Another layer of security is added by having a PIN tied to the device. This must be entered to open up the contents on the USB stick. Once that occurs transactions can occur.

The PIN along with the private key provided from the cold wallet allows the coins to be moved out.

Risk Mitigation

People use cold wallets to mitigate the risk associated with cryptocurrency.

The original design set forth by Satoshi Nakamoto with the introduction of the bitcoin network eliminated the counterparty risk. This is the risk that people bear when dealing with financial institutions who are actually the custodians of the assets.

In 2022, cryptocurrency investors learned the risk that existed when dealing with an exchange such as FTX. When this entity entered into bankruptcy, the crypto owners were in limbo.

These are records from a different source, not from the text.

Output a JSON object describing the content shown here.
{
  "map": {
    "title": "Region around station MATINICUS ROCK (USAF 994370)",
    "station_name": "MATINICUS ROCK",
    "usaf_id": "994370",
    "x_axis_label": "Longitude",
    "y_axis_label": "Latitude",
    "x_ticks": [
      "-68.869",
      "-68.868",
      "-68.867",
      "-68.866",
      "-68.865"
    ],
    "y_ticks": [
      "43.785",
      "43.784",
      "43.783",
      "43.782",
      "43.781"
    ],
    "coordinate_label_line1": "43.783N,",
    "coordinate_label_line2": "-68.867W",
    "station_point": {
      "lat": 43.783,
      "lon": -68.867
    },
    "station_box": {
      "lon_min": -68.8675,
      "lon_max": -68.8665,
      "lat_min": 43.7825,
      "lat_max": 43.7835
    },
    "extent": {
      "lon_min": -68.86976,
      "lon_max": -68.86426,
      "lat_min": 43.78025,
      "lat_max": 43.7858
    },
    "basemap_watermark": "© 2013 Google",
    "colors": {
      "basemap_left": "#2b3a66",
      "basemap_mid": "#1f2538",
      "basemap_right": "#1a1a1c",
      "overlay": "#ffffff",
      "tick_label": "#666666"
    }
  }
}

Decentralized exchanges (DEX) can provide protection that centralized exchanges (CEX) cannot since they do not have the counterparty risk. DEX are not exempt from hackers often using phishing software.

Traditional finance, aka TradFi, is built upon financial intermediaries. This provides these corporations with enormous power over people's financial affairs. They have the ability to close accounts. There were also numerous cases of fraud.

Cryptocurrency puts the responsibility for the security of assets on the owner. This eliminates the counterparty risk associated with the intermediary. It also removes them from the equation completely.

Customers are drawn to the convenience that comes from financial service providers offer. Cold wallets value security over convenience.